Determinant AD Notes

1. Determinant

Forward Definition

For

d = \det(A), \qquad A \in \mathbb{C}^{N \times N},

Jacobi’s formula gives

\dot{d} = \det(A) \cdot \operatorname{tr}(A^{-1}\dot{A}).

Reverse Rule

Given a cotangent \bar{d}:

  • real case:

\bar{A} = \bar{d} \cdot \det(A) \cdot A^{-\mathsf{T}}

  • complex case:

\bar{A} = \overline{\bar{d} \cdot \det(A)} \cdot A^{-\mathsf{H}}.

Singular matrix handling

The inverse formula fails at singular matrices, but the adjugate interpretation still makes sense:

  • rank N-1: the adjugate is rank 1 and can be reconstructed from an SVD
  • rank \le N-2: the adjugate vanishes

PyTorch’s linalg_det_backward handles this regime by reconstructing the leave-one-out singular-value products together with the orientation/phase factor coming from U and V^{\mathsf{H}}.

2. slogdet

Forward Definition

(\operatorname{sign}, \operatorname{logabsdet}) = \operatorname{slogdet}(A).

If w = \operatorname{tr}(A^{-1}\dot{A}), then in the complex case

\dot{\operatorname{logabsdet}} = \operatorname{Re}(w), \qquad \dot{\operatorname{sign}} = i \operatorname{Im}(w)\operatorname{sign}.

Reverse Rule

For the differentiable log-magnitude path:

  • real case:

\bar{A} = \overline{\operatorname{logabsdet}} \cdot A^{-\mathsf{T}}

  • complex case:

\bar{A} = g \cdot A^{-\mathsf{H}}, \qquad g = \overline{\operatorname{logabsdet}} - i \operatorname{Im}(\overline{\operatorname{sign}}^* \operatorname{sign}).

slogdet is not differentiable at singular matrices because \operatorname{logabsdet} = -\infty there.

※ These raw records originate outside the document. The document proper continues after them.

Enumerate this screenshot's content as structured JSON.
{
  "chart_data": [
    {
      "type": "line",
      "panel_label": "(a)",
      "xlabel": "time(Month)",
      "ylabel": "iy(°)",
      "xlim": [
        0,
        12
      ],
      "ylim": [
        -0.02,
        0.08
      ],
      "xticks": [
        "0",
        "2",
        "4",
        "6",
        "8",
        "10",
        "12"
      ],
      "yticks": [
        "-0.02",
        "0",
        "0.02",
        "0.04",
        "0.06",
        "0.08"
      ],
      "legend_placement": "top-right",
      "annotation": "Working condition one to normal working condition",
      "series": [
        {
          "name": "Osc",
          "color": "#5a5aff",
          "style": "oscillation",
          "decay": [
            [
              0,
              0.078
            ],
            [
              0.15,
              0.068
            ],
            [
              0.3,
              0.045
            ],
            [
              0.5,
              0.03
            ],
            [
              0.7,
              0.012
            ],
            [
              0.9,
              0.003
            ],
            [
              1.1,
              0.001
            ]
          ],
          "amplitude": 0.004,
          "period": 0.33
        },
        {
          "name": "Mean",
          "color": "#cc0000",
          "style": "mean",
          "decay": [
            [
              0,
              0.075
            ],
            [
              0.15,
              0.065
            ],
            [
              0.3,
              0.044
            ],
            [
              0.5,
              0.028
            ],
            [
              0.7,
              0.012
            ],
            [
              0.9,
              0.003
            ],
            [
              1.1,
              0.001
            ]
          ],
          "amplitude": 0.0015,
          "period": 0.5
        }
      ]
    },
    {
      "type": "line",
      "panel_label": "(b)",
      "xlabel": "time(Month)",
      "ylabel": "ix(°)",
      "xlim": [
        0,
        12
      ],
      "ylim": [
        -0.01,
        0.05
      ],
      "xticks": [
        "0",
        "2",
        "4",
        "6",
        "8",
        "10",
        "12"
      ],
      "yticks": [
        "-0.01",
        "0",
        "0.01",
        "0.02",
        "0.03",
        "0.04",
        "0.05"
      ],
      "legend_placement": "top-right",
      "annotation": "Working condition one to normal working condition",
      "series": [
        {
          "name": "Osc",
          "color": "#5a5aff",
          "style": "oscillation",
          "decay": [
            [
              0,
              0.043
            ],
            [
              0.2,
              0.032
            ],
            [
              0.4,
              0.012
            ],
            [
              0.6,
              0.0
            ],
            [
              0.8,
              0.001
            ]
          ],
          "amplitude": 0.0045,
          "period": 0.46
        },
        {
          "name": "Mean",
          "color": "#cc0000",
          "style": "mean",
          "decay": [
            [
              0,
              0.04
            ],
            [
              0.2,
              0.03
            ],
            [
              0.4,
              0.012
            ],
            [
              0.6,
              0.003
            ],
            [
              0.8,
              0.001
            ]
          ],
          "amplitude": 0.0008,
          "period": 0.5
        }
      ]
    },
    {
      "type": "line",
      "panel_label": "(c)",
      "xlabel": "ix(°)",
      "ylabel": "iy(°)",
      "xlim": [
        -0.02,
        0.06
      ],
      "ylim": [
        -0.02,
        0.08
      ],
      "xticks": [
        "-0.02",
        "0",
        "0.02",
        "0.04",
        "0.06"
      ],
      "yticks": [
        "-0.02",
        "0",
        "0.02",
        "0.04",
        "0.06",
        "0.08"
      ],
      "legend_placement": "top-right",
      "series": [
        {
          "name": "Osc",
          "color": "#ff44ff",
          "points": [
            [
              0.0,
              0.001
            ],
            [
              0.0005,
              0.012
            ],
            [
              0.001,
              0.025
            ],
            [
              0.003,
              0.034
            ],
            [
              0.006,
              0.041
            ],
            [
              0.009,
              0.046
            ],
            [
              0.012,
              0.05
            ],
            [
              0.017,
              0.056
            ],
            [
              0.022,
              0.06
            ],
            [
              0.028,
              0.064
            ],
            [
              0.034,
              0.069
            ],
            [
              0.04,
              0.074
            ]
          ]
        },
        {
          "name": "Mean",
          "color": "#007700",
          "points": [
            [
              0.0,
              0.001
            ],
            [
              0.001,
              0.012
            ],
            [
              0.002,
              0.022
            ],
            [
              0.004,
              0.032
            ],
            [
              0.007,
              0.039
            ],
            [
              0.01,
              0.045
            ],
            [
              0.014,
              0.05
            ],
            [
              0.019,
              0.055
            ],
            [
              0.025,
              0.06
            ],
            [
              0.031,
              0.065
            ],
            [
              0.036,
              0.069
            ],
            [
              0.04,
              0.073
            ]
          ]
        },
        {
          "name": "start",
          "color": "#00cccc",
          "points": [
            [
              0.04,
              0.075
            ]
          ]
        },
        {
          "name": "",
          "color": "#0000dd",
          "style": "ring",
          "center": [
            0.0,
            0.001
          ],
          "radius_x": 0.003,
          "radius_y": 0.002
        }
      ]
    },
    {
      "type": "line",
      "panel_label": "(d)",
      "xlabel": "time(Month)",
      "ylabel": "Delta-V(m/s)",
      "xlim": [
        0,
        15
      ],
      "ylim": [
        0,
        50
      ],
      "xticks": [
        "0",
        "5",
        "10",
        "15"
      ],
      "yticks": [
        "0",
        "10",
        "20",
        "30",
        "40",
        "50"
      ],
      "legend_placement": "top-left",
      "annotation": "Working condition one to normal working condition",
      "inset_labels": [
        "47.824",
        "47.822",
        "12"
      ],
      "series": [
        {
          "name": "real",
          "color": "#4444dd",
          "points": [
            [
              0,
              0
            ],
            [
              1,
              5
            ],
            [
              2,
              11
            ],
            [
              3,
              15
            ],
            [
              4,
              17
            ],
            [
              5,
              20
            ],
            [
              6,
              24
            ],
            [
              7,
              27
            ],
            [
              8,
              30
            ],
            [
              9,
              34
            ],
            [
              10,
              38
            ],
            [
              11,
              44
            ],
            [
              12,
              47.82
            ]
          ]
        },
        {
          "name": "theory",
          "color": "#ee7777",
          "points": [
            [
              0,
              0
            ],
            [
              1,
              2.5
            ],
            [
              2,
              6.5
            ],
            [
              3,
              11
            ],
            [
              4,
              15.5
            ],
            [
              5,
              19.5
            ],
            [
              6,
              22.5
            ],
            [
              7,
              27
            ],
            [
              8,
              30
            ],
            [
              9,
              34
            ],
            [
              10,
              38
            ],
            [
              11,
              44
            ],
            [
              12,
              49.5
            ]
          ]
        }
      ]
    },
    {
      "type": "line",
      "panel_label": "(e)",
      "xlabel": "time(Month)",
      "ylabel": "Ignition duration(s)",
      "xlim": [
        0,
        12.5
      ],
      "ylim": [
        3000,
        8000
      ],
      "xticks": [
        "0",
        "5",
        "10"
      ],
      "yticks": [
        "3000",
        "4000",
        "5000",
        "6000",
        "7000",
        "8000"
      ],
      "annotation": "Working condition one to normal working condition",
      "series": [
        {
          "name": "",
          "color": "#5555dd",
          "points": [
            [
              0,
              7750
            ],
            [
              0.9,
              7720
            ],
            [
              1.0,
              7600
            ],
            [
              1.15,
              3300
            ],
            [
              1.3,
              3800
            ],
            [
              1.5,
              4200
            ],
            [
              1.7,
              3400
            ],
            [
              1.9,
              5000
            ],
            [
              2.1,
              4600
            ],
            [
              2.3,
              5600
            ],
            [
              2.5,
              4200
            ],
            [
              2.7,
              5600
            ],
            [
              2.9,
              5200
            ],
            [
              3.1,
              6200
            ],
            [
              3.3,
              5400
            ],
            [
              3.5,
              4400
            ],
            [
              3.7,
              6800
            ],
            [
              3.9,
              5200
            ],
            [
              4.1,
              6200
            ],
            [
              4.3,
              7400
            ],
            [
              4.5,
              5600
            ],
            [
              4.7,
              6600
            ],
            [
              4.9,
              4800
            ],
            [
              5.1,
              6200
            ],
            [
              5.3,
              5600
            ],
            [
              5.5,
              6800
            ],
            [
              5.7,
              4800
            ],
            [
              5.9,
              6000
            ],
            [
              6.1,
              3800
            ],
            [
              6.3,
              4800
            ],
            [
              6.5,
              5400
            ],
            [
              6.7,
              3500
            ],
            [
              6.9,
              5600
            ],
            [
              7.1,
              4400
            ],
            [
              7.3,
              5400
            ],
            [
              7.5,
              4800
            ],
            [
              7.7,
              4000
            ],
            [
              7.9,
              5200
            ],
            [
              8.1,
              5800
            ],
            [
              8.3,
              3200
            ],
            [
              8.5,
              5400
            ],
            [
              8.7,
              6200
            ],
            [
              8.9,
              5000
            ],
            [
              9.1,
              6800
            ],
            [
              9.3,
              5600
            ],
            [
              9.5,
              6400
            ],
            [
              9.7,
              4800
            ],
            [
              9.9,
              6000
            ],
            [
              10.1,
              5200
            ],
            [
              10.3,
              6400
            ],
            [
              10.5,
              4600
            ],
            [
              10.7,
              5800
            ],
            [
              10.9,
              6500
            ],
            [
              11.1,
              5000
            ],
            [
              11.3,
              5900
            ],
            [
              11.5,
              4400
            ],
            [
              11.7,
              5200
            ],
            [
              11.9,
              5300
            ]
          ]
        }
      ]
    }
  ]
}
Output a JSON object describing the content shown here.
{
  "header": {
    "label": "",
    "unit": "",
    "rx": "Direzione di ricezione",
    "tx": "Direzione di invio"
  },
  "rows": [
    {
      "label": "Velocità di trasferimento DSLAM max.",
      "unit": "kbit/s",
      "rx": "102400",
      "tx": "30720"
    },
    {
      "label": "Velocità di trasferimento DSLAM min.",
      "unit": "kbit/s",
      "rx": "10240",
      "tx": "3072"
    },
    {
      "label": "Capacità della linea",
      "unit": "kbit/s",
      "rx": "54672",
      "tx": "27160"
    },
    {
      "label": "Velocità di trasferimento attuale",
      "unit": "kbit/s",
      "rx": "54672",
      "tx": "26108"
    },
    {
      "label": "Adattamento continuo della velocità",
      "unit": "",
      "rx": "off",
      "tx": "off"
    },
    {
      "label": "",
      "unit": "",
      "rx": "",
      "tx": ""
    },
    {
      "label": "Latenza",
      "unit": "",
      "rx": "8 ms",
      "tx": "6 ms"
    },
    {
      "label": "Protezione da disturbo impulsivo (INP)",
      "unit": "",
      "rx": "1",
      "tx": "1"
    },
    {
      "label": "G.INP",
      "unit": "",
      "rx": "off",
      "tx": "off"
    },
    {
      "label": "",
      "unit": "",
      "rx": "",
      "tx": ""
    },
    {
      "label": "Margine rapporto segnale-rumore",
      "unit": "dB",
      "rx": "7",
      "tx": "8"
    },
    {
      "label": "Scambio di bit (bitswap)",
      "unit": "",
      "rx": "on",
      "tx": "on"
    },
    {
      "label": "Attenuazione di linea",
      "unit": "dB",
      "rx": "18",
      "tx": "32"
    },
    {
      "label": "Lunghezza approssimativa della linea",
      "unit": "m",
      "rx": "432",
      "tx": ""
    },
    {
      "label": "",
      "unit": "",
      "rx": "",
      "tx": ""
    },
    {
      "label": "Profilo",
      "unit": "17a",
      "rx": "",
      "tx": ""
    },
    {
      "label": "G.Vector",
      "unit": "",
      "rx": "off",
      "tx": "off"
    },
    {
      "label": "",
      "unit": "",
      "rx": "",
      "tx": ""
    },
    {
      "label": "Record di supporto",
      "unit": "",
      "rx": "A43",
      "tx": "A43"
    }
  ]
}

Implementation Correspondence

  • tenferro-rs/docs/AD/det.md keeps both det and slogdet in one note and discusses the singular adjugate path explicitly.
  • PyTorch’s linalg_det_jvp, linalg_det_backward, slogdet_jvp, and slogdet_backward implement the same split and use solves rather than explicit inverses.

Verification

  • compare primal det(A) and slogdet(A) with direct evaluation
  • compare JVP/VJP against finite differences away from singularity

References

  1. C. G. J. Jacobi, “De formatione et proprietatibus determinantium,” 1841.
  2. M. B. Giles, “An extended collection of matrix derivative results for forward and reverse mode AD,” 2008.

DB Families

### det/identity

The DB publishes the determinant value directly.

### slogdet/identity

The DB publishes the differentiable slogdet observable directly.